The retailer’s third-quarter net loss of $38 million, or 18 cents a share, was twice as wide as analysts surveyed by Thomson First Call had expected. Sales rose 2.2% to $2.32 billion in the quarter ended Nov. 1, helped by the declining dollar. Toys R Us had a net loss of $28 million, or 13 cents, a year earlier on $2.27 billion in sales.

Toys R Us, which has 1,629 stores and had 65,000 employees as of February, fell $1.56, or 12%, to $11.18 on the New York Stock Exchange. The stock has risen 12% this year.

Some of the Kids R Us locations being closed may be converted to Babies R Us stores, the best-performing unit at the company. Same-store sales at Babies R Us climbed 3% in the third quarter.

The company will try to relocate some Kids R Us and Imaginarium employees to other divisions, spokeswoman Susan McLaughlin said. The job cuts come on top of about 900 announced earlier this year after Toys R Us posted disappointing holiday sales.

Kids R Us, which accounted for about 4% of Toys R Us’ total sales of $11.3 billion last year, was started in 1983, and the retailer acquired Imaginarium in 1999, McLaughlin said.

The Imaginarium sections inside Toys R Us chains will remain open. The company will continue to sell clothing at its Toys R Us and Babies R Us stores.

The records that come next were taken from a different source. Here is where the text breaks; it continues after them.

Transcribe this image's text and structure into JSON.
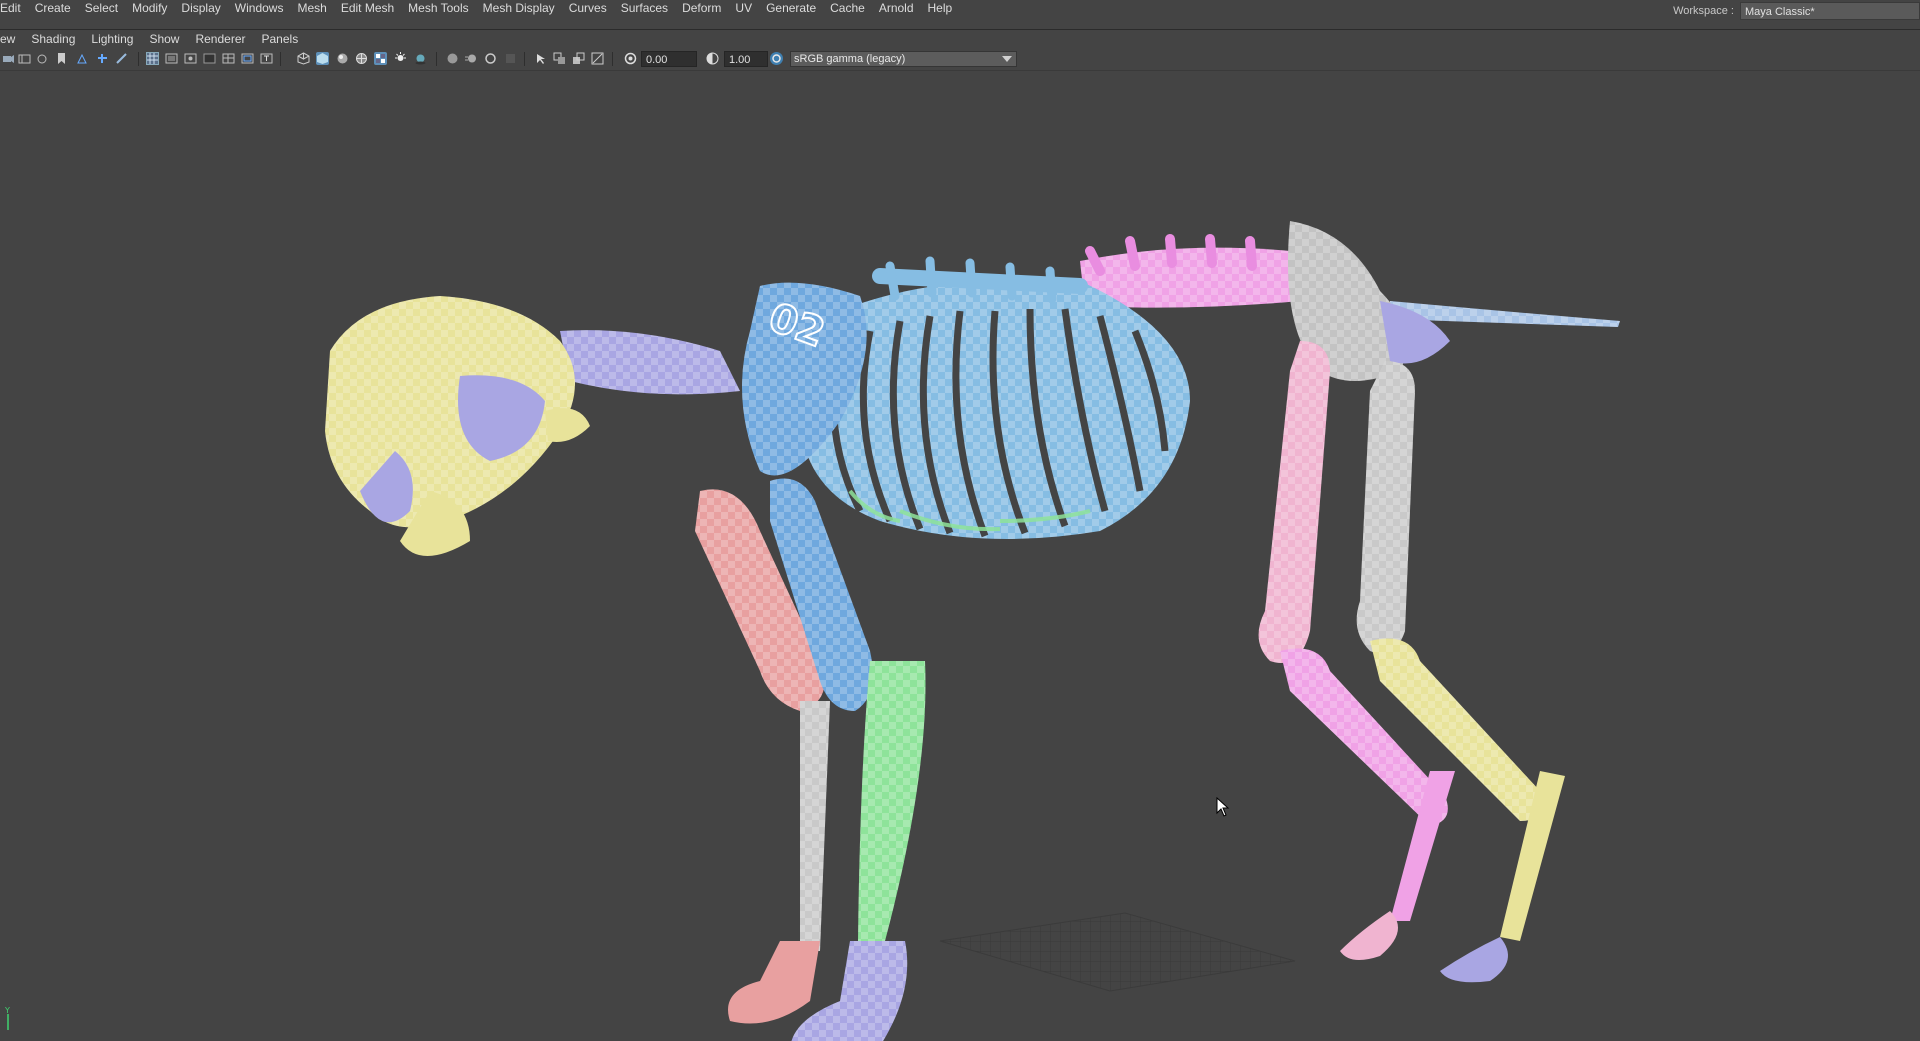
{
  "menubar": {
    "items": [
      "Edit",
      "Create",
      "Select",
      "Modify",
      "Display",
      "Windows",
      "Mesh",
      "Edit Mesh",
      "Mesh Tools",
      "Mesh Display",
      "Curves",
      "Surfaces",
      "Deform",
      "UV",
      "Generate",
      "Cache",
      "Arnold",
      "Help"
    ],
    "workspace_label": "Workspace :",
    "workspace_value": "Maya Classic*"
  },
  "panel_menu": {
    "items": [
      "ew",
      "Shading",
      "Lighting",
      "Show",
      "Renderer",
      "Panels"
    ]
  },
  "toolbar": {
    "exposure_value": "0.00",
    "gamma_value": "1.00",
    "color_space": "sRGB gamma (legacy)",
    "icons": [
      "camera-icon",
      "film-icon",
      "bookmark-icon",
      "grid-icon",
      "resolution-gate-icon",
      "wireframe-icon",
      "smooth-shade-icon",
      "textured-icon",
      "lights-icon",
      "shadows-icon",
      "isolate-icon",
      "xray-icon",
      "exposure-icon",
      "gamma-icon",
      "color-management-icon"
    ]
  },
  "viewport": {
    "axis_label": "Y",
    "scene_description_colors": [
      "#e8e39a",
      "#a9a6e3",
      "#86bde3",
      "#e8a0a0",
      "#8ee39a",
      "#f0a2e6",
      "#c9c9c9"
    ]
  }
}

The company trimmed its annual profit estimate to $1.05 to $1.15 a share, excluding costs for store closings and an accounting change, from an earlier forecast of $1.15. Toys R Us had net income of $229 million, or $1.09, last year.

Wal-Mart passed Toys R Us to become the largest U.S. toy seller in 1998. Discounters traditionally have lowered prices on toys, sometimes even selling them without a profit, to lure shoppers to stores, analysts said. Eyler said he would match discounters’ prices on popular toys and would keep them in stock during the holidays.

Eyler came to Toys R Us in January 2000 from FAO Schwarz, where he was president and chief executive. He said he wasn’t interested in buying the assets of FAO Inc., owner of the FAO Schwarz, Zany Brainy and Right Start toy chains.